Like, how can you stay for long enough to get the value without getting trapped? So if you get trapped, your plan goes to shit. Sounds like. The second one—and you were touching on this—like, don't work on projects that will, like, make you hate your life, make you hate tech, like cause you to decide to just become, like, a nomad who roams, like, you know, weird beaches in Southeast Asia.
Like, we know these people. Like, yeah, like, I know a lot of ex-Facebook people who kind of, like, feel that they did evil and they made money doing it, and they seemed pretty unhappy about it. They're not happy about the work that they did in the universe. And so, yeah, don't do that.
Like, the psychic scars of doing that stuff is expensive. Well, and it'll prevent you from being optimistic about tech, which you need to be if you're going to be a startup founder. Like, you need to be optimistic. I say the last one is have a plan at the start.
Like, know what you're trying to accomplish. You're trying to get a visa?
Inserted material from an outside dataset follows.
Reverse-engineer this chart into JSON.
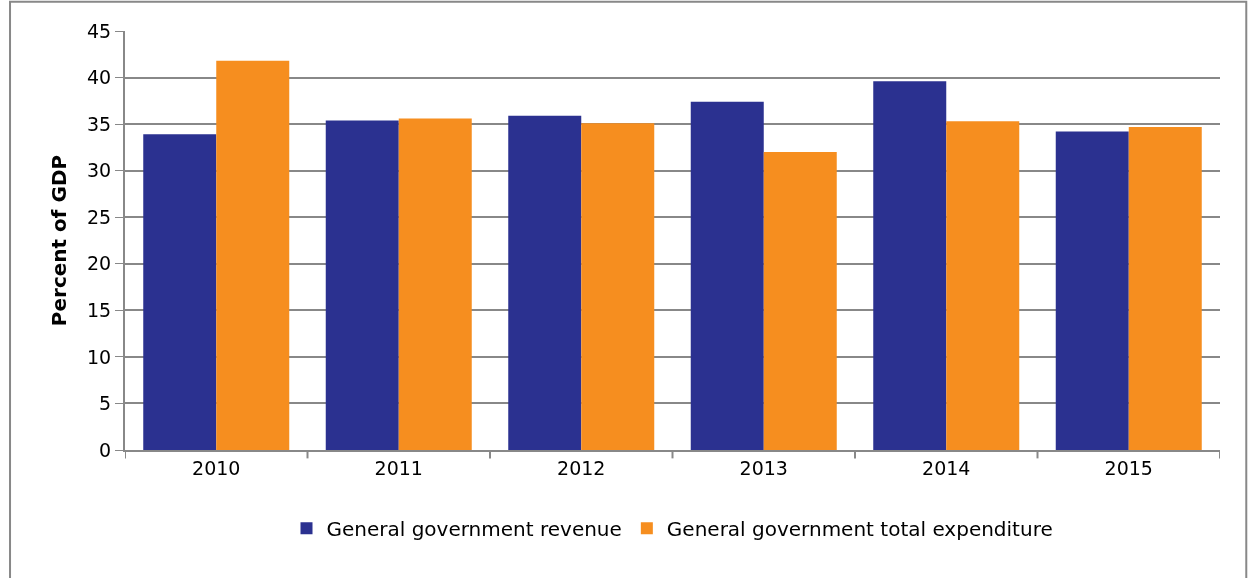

You're trying to save money? Are you trying to get this on your resume? Have a plan for what you're trying to accomplish by taking one of these jobs and a plan for when you want to leave.
It's a lot easier to have a plan when you're not looking a bonus in the eye, right? If you come in with the plan when the bonus thing happens, you'll see it coming. If you're fighting the bonus head-to-head with no plan, bonus wins most of the time.
All right, with that, that's how to break out of fang. Thanks, Dalton. Thanks.